Wednesday January 22 2014

African police alliance good for peace and security of the continent

By Asan Kasingye

Reference is made to Mr Samuel Baligidde’s opinion that appeared in the Daily Monitor of January 17, titled “An African police alliance undermines democracy”. The article contained inaccuracies about the Eastern Africa Police Chiefs Cooperation Organisation (EAPCCO) retreat, the African Police Organisation (Afripol), and the aims of regional and international police efforts in the fight against transnational organised and cross-border crimes.

First, pursuant to the second EAPCCO Council of Police Chiefs (CPC) extraordinary meeting held in Kampala Uganda, the police chiefs resolved that a retreat for members of the CPC be held on an annual basis to discuss the challenges and threats in modern policing and draw appropriate strategies. It was further resolved that the Inspector General of Police of Uganda will host the first Annual CPC retreat.

It was in the spirit of these resolutions that Uganda hosted the retreat at Paraa Safari Lodge from the January 13 to 14. The proposal to adopt Afripol was not made during the recent retreat at Paraa Lodge. It was adopted during the 22nd Interpol Africa Regional Conferences held in Algeria in September, 2013 and the Interpol general assembly held in Colombia in October, 2013.
Mr Baligidde’s article implies that Afripol is a new “alliance” that may become problematic not only in the fight against transnational crime but also in promoting peace, security and democracy in Africa. He says that the “alliance may end up in less security arising from partial loss of sovereignty”. Mr Baligigidde needs to know that Afripol will be an affiliation of Interpol, based at the African Union headquarters, just as there is Ameripol for the Americas, Asiapol for Asia and Europol for Europe.

Afripol, therefore, is in line with the fundamental principles of designing an Interpol strategy for Africa and also with the global strategy of complementing Interpol’s existing priorities, and to enhance efficiency and strengthen cooperation between police forces/services in the region.

It is not true as asserted by Baligidde, that “security cooperation entails some loss of freedom of action and involves some initiation on a country’s ability to accumulate as much police resource as one can afford.

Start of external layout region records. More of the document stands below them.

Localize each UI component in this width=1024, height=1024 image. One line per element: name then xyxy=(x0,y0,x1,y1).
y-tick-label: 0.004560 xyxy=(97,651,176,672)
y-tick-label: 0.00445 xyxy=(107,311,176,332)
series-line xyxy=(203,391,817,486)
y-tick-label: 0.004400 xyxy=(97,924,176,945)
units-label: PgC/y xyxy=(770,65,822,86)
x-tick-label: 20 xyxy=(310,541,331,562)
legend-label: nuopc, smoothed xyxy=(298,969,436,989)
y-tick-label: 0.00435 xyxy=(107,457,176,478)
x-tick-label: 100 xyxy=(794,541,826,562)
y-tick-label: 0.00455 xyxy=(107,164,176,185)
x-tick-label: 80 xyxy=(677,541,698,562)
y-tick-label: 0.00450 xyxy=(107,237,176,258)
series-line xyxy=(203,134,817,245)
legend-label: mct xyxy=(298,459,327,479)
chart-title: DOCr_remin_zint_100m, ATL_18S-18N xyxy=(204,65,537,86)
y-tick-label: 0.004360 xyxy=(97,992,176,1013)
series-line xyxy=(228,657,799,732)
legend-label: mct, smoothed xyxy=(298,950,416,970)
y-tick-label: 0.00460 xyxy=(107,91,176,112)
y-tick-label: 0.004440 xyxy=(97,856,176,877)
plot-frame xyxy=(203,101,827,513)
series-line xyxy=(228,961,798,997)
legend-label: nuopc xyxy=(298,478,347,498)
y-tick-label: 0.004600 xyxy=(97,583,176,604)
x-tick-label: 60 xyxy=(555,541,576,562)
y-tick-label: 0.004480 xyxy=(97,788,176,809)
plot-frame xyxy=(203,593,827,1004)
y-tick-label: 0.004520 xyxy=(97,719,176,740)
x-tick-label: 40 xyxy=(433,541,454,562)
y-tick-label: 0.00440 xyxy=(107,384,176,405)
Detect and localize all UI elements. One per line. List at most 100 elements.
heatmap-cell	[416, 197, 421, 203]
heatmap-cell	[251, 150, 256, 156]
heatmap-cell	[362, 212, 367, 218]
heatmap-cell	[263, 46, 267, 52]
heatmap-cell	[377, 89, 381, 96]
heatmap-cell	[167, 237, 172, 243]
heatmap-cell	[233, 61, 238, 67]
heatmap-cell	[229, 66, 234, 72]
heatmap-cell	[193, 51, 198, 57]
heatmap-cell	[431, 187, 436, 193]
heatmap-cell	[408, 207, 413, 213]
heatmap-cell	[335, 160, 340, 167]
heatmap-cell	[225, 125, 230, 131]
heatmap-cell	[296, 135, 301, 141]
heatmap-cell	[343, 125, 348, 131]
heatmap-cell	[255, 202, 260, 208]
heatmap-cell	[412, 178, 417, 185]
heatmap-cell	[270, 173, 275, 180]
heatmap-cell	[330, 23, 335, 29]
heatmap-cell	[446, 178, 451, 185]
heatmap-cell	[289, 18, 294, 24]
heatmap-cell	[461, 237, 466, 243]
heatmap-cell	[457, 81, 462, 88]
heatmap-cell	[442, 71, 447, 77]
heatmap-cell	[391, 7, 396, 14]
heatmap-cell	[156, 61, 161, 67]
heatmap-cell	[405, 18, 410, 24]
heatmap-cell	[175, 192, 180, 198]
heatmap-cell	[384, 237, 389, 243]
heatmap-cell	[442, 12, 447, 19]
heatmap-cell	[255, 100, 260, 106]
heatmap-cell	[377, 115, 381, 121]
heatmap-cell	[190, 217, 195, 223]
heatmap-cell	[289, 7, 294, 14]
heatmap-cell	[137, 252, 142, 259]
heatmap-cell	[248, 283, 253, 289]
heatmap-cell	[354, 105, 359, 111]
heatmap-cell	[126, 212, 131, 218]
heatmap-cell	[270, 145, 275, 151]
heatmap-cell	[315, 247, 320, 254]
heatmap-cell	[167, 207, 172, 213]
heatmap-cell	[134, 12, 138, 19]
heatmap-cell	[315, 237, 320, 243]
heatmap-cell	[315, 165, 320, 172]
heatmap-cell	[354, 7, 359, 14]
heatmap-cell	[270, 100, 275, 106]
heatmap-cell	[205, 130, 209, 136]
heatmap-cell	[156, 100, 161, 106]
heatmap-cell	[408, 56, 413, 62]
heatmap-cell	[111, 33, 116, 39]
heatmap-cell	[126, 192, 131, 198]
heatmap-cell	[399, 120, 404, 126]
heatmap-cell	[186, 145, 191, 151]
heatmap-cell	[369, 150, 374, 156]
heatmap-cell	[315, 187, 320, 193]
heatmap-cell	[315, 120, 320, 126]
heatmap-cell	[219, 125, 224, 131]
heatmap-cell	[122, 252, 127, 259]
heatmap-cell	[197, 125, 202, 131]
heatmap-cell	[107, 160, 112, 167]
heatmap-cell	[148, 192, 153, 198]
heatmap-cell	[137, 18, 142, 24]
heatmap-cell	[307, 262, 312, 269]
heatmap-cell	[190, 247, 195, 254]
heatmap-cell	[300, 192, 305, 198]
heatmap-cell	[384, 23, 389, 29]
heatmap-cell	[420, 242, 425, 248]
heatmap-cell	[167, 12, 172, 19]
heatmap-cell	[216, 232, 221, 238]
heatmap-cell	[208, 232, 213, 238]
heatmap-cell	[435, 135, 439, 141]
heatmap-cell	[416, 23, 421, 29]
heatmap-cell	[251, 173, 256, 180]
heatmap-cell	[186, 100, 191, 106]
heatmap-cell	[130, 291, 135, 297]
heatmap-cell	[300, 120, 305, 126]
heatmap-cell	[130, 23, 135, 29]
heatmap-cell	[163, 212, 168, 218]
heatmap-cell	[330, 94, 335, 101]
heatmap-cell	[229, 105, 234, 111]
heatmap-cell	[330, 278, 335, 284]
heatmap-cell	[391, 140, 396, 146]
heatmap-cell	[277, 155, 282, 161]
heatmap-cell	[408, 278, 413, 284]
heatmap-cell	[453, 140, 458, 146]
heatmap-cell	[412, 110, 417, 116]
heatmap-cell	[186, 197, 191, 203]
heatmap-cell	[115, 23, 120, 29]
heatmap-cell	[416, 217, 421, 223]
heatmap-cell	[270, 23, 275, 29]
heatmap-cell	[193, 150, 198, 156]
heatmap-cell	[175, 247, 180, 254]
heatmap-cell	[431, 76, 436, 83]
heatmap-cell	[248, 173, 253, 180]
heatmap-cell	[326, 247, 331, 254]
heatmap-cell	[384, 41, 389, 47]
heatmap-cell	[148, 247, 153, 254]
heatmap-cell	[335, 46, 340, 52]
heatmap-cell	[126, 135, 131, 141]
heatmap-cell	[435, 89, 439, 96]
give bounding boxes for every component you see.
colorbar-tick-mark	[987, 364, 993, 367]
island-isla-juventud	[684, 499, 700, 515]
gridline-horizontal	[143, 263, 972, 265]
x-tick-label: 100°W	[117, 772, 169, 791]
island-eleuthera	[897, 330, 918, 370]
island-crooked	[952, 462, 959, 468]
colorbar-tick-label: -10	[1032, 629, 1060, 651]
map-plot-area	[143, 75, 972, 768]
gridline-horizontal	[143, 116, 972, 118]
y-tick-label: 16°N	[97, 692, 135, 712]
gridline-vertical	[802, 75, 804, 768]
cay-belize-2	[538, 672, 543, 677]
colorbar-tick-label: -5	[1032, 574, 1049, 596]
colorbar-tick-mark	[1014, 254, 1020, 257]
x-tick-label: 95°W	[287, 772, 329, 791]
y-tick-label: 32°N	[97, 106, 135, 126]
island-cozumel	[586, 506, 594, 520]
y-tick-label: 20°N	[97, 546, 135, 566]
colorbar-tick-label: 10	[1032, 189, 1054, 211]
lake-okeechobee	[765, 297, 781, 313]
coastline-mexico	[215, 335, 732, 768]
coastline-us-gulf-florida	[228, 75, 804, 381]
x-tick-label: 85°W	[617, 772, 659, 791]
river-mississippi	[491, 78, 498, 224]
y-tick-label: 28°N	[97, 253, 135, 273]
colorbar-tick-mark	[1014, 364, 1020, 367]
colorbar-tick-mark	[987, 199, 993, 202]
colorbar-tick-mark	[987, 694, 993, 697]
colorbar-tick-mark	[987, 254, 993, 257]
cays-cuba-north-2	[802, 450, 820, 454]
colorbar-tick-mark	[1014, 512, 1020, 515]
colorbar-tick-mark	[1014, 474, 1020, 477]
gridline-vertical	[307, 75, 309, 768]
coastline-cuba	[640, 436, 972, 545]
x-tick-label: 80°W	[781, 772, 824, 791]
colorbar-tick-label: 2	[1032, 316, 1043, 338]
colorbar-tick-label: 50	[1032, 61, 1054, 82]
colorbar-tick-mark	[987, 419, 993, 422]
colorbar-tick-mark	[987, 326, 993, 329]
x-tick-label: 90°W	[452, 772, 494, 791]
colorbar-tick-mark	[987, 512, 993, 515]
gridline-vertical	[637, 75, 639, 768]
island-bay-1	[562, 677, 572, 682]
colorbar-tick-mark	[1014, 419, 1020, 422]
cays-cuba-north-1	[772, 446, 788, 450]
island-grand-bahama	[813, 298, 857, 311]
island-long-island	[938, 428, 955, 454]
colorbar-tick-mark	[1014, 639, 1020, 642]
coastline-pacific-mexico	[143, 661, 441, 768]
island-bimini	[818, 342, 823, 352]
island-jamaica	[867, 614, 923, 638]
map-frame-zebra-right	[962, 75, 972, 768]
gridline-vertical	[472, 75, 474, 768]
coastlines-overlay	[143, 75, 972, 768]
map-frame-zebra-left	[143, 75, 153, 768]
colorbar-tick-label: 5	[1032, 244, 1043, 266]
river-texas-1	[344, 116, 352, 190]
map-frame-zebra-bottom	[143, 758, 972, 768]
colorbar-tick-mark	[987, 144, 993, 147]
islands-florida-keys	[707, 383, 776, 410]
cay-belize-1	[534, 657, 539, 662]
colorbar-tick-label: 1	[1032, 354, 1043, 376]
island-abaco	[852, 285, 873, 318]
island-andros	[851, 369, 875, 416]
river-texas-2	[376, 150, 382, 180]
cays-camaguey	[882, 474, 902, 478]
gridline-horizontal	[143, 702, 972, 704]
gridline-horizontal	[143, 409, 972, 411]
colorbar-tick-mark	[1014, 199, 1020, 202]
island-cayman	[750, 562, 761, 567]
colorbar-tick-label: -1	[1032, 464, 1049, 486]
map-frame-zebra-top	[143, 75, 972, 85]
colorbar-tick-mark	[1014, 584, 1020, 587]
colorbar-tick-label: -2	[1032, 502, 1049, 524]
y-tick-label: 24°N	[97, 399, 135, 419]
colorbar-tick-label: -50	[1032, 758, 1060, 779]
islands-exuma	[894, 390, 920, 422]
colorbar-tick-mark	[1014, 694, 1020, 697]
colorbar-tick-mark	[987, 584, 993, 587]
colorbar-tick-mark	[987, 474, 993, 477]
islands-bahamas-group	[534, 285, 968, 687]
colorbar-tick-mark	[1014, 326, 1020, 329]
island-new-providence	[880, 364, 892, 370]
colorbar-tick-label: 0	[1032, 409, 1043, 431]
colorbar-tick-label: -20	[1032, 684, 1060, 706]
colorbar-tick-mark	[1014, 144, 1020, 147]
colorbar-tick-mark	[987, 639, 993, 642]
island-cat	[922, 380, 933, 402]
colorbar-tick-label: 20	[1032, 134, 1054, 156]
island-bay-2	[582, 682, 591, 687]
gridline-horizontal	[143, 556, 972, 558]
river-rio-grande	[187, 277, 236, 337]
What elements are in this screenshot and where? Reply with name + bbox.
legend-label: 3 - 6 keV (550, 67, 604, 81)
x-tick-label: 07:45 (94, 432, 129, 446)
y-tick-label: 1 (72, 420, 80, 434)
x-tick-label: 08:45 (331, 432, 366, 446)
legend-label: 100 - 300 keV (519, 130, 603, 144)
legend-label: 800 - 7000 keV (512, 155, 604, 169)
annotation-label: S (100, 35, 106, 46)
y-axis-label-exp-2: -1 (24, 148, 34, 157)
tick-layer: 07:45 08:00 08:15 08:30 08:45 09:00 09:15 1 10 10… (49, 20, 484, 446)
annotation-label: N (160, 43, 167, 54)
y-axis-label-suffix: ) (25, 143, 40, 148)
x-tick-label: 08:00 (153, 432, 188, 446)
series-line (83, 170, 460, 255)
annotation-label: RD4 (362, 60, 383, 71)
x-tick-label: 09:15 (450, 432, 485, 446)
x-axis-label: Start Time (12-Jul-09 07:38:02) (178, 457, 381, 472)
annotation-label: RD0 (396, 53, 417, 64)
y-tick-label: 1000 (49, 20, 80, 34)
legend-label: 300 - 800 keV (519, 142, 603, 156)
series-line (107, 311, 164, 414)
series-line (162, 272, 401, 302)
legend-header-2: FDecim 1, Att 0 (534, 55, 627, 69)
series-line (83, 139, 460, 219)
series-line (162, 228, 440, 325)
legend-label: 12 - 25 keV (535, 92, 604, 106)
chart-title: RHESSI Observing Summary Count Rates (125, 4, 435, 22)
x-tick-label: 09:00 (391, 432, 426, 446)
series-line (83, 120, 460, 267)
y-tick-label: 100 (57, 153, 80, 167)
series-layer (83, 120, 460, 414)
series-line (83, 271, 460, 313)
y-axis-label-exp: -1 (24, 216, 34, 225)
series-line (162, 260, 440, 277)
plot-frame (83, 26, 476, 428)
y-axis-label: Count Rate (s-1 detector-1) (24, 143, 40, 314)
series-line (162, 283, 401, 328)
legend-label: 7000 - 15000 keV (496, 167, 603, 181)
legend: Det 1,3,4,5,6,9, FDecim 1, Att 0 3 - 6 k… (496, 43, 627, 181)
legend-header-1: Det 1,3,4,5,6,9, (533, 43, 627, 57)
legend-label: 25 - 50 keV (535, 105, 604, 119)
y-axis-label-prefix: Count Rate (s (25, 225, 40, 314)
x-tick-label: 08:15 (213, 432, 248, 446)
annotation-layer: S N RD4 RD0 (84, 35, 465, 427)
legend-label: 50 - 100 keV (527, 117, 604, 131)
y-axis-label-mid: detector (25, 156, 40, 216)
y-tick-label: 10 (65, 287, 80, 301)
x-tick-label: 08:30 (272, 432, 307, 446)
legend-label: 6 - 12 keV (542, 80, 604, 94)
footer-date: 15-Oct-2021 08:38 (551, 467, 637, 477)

On the contrary, international and regional police organisations such as EAPCCO and Interpol have enhanced cohesiveness and availability of resources in terms of professional expertise, tools and services and mutual legal assistance in handling transnational crime. EAPCCO, for example, has availed a lot of resources for member countries to carry out operations against transnational crimes.

Crime is now not only sophisticated but is committed at a faster rate, thanks to globalisation and the growth of cyberspace. Transnational crime is not stagnant, but is an ever-changing industry, adapting to markets and creating new forms of crime. Therefore, Interpol emphasises continental and regional police cooperation organisations in dealing with these challenges. As criminals all over the world have become more sophisticated and organised, the police must, therefore, think locally but act regionally and globally. This is going to be the core mandate of Afripol.

The allegation made by Baligidde that this cooperation will “undermine national security” is made without research and appreciation of benefits of police cooperation around the world. Interpol and EAPCCO have played a pivotal role in bringing to book perpetrators of genocide in Rwanda, and terrorism in Uganda.
Despite insecurity in eastern DRC, for instance, police cooperation has helped in the recovery of many vehicles stolen from within the region and sold to eastern DRC. Success has also been registered in recovery of guns and re-unification of victims of trafficking with their families.

There is no doubt that African police cooperation is not only the answer to crime but its ramifications such insecurity and breakdown of the democratic efforts hard earned by Africans in their respective countries. Africa police cooperation will be beneficial and is long overdue.

Mr Kasingye is the director of Interpol and international relations, Uganda Police Force.